South Korean President Park Geun-hye. (AP Photo/Jung Yeon-je)

By Kim Yoo-chul

Korea ranked as the leader among the Organization for Economic Cooperation and Development (OECD) countries in leading initiatives in Open Government Data (OGD), OECD said late Monday.

Korea received 0.98 points in the OGD index and this was far higher than the OECD average of 0.58 points. The runner-up was France, followed by the United Kingdom, Australia, Canada and the United States.

Japan came 14th in the survey.

“Korea ranks first in this year’s Open, Useful, Reusable Government data Index (OUR data Index), which looks at the level of availability and accessibility of government data on a national portal and the level of government support for the reuse of data in creating public value,” OECD said in its evaluation sheet.

Highlighting Korea’s achievement, the organization added; “Opening up public data and fostering its reuse by citizens and businesses as well as inside the public administration is a key strategic priority of the ‘Government 3.0′ initiative launched by the Korean government in 2013.”

In a statement, the Ministry of Government Administration and Home Affairs said the government agency will step up its efforts to share more government data with private firms.

“The government has opened data up for use in building projects and approval for administrative practices for local governments and other finance data in the first half of this year. It will release more government data on the real estate industry,” the statement said.

The government will release data for use in health and education, which it believes has huge growth potential, by the end of 2017 according to its internal schedule.

“By opening more government data, the ministry hopes to create new services, more jobs and new business models, which are part of the government drive for the creative economy,” the statement added.

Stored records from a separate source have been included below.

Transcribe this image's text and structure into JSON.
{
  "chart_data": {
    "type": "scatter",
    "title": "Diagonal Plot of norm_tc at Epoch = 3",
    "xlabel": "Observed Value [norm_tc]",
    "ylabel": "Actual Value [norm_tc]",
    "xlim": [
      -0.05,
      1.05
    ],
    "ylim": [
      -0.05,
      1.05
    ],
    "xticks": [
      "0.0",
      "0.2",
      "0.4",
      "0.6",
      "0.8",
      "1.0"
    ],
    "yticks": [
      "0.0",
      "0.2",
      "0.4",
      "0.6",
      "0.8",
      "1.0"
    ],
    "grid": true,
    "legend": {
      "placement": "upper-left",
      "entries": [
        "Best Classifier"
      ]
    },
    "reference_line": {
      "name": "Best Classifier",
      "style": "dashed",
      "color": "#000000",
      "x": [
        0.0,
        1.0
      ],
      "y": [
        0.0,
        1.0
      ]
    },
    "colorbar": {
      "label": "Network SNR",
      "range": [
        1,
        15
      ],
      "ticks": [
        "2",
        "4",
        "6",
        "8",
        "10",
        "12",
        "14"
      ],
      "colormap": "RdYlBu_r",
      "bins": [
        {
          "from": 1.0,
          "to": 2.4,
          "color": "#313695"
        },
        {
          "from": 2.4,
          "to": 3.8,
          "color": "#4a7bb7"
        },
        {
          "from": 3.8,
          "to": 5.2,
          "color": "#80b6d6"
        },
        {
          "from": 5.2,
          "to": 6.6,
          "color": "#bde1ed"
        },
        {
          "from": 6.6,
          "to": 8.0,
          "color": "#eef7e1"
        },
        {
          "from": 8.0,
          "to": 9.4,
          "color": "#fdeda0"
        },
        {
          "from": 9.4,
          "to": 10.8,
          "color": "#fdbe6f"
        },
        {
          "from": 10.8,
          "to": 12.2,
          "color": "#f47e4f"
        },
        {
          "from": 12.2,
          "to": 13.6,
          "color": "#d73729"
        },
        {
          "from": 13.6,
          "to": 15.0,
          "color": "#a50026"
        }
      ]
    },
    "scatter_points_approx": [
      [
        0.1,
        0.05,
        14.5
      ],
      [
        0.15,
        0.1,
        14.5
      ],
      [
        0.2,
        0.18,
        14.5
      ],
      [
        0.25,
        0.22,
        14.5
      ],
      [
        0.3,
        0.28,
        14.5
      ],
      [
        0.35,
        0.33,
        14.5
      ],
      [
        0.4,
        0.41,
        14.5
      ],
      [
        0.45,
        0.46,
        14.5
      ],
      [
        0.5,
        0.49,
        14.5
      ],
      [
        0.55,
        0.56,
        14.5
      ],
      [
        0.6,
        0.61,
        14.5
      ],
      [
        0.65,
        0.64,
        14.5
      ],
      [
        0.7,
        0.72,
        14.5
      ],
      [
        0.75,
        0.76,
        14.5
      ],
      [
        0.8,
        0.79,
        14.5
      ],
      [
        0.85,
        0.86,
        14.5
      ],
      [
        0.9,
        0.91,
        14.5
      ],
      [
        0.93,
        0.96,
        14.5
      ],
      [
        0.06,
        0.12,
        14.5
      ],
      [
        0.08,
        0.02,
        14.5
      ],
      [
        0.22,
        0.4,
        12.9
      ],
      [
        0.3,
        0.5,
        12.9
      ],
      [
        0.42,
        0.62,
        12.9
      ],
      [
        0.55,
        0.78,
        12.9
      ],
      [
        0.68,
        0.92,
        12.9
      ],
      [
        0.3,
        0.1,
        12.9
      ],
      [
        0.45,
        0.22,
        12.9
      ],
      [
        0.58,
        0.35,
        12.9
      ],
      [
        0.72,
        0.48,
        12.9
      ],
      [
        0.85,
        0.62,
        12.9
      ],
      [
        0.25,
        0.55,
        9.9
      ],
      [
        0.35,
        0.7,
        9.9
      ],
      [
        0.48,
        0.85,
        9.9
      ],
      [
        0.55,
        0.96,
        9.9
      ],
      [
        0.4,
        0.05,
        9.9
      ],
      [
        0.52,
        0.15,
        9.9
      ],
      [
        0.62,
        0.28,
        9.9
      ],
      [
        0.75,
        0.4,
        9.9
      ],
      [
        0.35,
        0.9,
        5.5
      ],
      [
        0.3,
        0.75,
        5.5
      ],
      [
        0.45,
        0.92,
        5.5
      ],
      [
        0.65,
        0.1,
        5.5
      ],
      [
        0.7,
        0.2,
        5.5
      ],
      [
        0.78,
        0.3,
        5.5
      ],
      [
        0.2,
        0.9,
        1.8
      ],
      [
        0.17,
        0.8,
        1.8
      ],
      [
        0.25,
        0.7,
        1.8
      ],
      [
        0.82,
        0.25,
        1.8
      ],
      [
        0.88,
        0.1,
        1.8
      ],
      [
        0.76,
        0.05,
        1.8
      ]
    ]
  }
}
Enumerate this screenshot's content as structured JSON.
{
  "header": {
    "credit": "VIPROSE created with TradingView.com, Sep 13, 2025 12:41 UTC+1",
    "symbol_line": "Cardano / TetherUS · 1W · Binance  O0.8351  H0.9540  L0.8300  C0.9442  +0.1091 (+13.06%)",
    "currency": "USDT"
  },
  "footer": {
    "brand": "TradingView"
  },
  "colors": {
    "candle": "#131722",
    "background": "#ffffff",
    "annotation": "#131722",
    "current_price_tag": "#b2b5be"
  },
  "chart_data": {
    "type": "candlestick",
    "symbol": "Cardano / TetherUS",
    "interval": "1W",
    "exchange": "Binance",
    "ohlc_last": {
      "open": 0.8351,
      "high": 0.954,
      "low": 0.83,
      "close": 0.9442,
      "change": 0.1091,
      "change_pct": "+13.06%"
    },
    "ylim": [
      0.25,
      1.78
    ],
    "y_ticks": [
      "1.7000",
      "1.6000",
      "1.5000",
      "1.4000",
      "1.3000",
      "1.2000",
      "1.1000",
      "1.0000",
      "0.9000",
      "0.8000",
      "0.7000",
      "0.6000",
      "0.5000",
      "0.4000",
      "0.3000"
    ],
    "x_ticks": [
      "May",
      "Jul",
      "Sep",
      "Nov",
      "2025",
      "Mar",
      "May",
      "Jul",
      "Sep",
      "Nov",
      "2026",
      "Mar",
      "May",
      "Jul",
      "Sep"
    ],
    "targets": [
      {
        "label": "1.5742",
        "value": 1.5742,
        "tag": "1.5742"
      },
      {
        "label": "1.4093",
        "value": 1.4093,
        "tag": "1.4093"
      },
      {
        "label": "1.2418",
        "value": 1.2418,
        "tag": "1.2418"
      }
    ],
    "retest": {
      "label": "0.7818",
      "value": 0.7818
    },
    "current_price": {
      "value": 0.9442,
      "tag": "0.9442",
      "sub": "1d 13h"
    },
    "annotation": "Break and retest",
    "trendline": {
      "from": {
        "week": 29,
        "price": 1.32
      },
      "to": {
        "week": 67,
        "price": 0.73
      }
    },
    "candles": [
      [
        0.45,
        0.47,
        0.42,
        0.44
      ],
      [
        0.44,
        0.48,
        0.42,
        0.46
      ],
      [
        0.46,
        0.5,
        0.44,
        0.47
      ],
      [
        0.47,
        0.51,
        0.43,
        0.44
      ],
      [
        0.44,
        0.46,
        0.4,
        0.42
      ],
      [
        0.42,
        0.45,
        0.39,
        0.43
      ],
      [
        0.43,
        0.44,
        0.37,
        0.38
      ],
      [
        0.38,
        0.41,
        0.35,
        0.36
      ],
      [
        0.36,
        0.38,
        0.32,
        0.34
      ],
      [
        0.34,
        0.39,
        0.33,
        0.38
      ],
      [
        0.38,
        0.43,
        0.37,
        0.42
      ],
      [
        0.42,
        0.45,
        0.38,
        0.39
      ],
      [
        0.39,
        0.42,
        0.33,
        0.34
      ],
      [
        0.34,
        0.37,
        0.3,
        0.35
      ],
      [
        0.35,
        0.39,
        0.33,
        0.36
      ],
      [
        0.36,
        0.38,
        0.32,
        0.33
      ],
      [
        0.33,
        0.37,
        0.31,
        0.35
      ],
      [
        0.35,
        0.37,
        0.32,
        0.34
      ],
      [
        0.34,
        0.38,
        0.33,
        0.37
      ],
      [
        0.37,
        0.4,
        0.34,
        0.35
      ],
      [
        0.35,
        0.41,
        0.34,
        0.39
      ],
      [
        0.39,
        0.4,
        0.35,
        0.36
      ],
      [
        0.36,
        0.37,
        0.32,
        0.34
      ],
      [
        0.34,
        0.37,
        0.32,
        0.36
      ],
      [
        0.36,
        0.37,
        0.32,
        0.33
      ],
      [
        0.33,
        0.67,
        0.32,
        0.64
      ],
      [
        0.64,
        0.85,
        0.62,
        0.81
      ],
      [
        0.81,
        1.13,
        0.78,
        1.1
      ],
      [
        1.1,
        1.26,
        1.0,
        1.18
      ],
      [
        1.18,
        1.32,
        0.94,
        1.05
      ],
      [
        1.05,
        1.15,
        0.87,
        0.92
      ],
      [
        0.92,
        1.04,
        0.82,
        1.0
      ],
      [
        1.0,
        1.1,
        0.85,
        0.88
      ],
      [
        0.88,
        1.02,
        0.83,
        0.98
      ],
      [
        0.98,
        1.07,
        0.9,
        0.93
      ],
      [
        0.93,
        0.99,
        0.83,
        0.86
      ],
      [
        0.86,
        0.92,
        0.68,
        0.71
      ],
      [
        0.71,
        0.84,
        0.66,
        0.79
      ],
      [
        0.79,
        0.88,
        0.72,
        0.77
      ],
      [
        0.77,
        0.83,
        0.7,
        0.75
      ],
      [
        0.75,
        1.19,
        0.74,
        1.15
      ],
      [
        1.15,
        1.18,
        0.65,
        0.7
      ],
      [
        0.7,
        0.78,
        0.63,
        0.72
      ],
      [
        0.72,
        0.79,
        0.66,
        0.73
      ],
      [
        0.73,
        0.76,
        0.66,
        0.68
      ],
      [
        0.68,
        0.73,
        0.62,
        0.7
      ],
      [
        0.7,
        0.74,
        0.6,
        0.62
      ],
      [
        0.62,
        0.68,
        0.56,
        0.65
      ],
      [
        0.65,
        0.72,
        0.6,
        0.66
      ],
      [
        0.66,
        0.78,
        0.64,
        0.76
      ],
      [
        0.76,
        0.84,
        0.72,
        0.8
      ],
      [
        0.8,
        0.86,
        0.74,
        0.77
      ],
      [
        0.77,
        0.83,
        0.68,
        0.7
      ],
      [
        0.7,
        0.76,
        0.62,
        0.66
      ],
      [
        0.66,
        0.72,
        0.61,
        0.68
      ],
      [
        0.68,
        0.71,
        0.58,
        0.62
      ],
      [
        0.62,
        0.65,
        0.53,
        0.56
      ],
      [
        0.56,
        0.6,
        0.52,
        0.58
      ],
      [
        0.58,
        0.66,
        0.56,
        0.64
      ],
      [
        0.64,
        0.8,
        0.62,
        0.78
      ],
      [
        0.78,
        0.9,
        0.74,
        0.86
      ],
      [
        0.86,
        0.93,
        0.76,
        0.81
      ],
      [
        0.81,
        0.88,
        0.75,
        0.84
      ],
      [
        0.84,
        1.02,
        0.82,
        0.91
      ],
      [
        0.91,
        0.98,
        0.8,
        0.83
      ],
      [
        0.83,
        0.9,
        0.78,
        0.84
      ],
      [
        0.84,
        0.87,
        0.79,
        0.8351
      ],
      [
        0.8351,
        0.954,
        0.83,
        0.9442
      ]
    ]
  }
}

OGD has far-reaching effects that go beyond direct economic gain. OGD implies that the public sector relinquishes its role as an information gatekeeper in lieu of a new role as an information publisher.

It involves a realignment of the power dynamics between the public and private sectors.

“Being free for use is of course not the same as being free of use; however it is common in the economic discussion to interpret the concept of openness as meaning that the data is and should be free of charge,” said an official at the ministry.

For this year’s performance, the OECD praised Korea’s higher ratio to reuse government data for the development of new applications fitted with mobile devices.

The OECD expects Korea to play a key role in creating a mature OGD ecosystem, highlighting its commitment to actively reuse the government data.